Just a couple of extra points. Firstly, Microsoft Word does not mark passive sentences as 'style errors'. Here is an extract from its advice:

For a livelier and more persuasive sentence, consider rewriting your sentence using an active verb (the subject performs the action, as in "The ball hit Catherine") rather than a passive verb (the subject receives the action, as in "Catherine was hit by the ball").

I find the assumption that active sentences are per se "livelier and more persuasive" questionable to say the least. But the Word alert may be useful for writers who are not aware that they have written a passive construction and may indeed wish to consider if it could be improved by rewriting. Word does not, however, mark the passive as an 'error'. (It would be interesting to know exactly how Grammarly and Ginger formulate their response to passives.)

Secondly, for a much more detailed analysis of the passive and the clueless advice to avoid it, I suggest reading "Fear and Loathing of the English Passive" by Professor Pullum, co-author of the Cambridge Grammar of the English Language and Language Log contributor.

Here is a brief extract:

If using a passive construction is a hallmark of bad writing style, we need to know what is supposed to be bad about it—what justifies the allegation of stylistic badness. But in fact that condition is not met either. The claims about the alleged faults of passive clauses are never justified. Passives are variously alleged to be

  • dull and static rather than lively and dynamic
  • sneaky or evasive concerning agency or responsibility
  • feeble and weak rather than bold and strong
  • avoided by good writers

All the allegations are unsupported, and to some extent clearly false.

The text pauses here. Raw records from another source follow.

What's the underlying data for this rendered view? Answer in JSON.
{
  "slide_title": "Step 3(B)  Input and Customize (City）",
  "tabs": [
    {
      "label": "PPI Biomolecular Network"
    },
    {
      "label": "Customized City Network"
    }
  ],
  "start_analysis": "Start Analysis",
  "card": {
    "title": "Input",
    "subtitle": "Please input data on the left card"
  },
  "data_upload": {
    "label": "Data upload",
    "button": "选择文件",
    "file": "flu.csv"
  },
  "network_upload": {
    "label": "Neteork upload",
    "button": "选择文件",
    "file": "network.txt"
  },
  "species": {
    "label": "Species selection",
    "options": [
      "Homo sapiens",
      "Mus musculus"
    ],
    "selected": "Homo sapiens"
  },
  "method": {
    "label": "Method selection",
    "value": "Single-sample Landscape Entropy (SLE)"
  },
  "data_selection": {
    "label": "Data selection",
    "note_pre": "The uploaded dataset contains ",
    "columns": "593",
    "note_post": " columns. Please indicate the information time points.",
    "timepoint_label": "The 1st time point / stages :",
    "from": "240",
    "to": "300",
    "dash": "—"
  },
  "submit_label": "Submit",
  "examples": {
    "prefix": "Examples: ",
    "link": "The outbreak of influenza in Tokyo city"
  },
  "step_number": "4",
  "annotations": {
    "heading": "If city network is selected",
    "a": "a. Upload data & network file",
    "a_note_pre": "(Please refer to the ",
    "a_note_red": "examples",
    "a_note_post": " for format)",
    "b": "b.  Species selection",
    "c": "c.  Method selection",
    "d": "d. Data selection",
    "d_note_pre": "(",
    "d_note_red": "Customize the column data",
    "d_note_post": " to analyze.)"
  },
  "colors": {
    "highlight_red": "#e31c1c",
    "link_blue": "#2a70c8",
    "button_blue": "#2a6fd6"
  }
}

Pullum goes on to rebut each of these allegations.

My advice would be to avoid all generic advice about the passive (!) and decide construction by construction if the active or passive is the better choice. Even more useful would be to read several texts by the experts in your academic field and note how they construct their arguments and analyses. You could choose to construct your own texts to be stylistically similar.


Regarding the Active and Passive Voice styles, apart from a stubborn stand of any 'proofreading tool', the advice of William Strunk and E.B White is apt and moderate. (The Elements of Style, Chapter 14)

The active voice is usually more direct and vigorous than the passive:

I shall always remember my first visit to Boston.

This is much better than

My first visit to Boston will always be remembered by me.

The latter sentence is less direct, less bold, and less concise . If the writer tries to make it more concise by omitting "by me," My first visit to Boston will always be remembered, it becomes indefinite: is it the writer or some undisclosed person or the world at large that will always remember this visit? This rule does not, of course, mean that the writer should entirely discard the passive voice, which is frequently convenient and sometimes necessary.

Although the Passive Voice is acceptable and unavoidable, it seems, wherever possible the Active Voice is preferable because it is action-oriented, clearer and more concise. But when the doer is unknown or unimportant, Passive Voice is the only resort.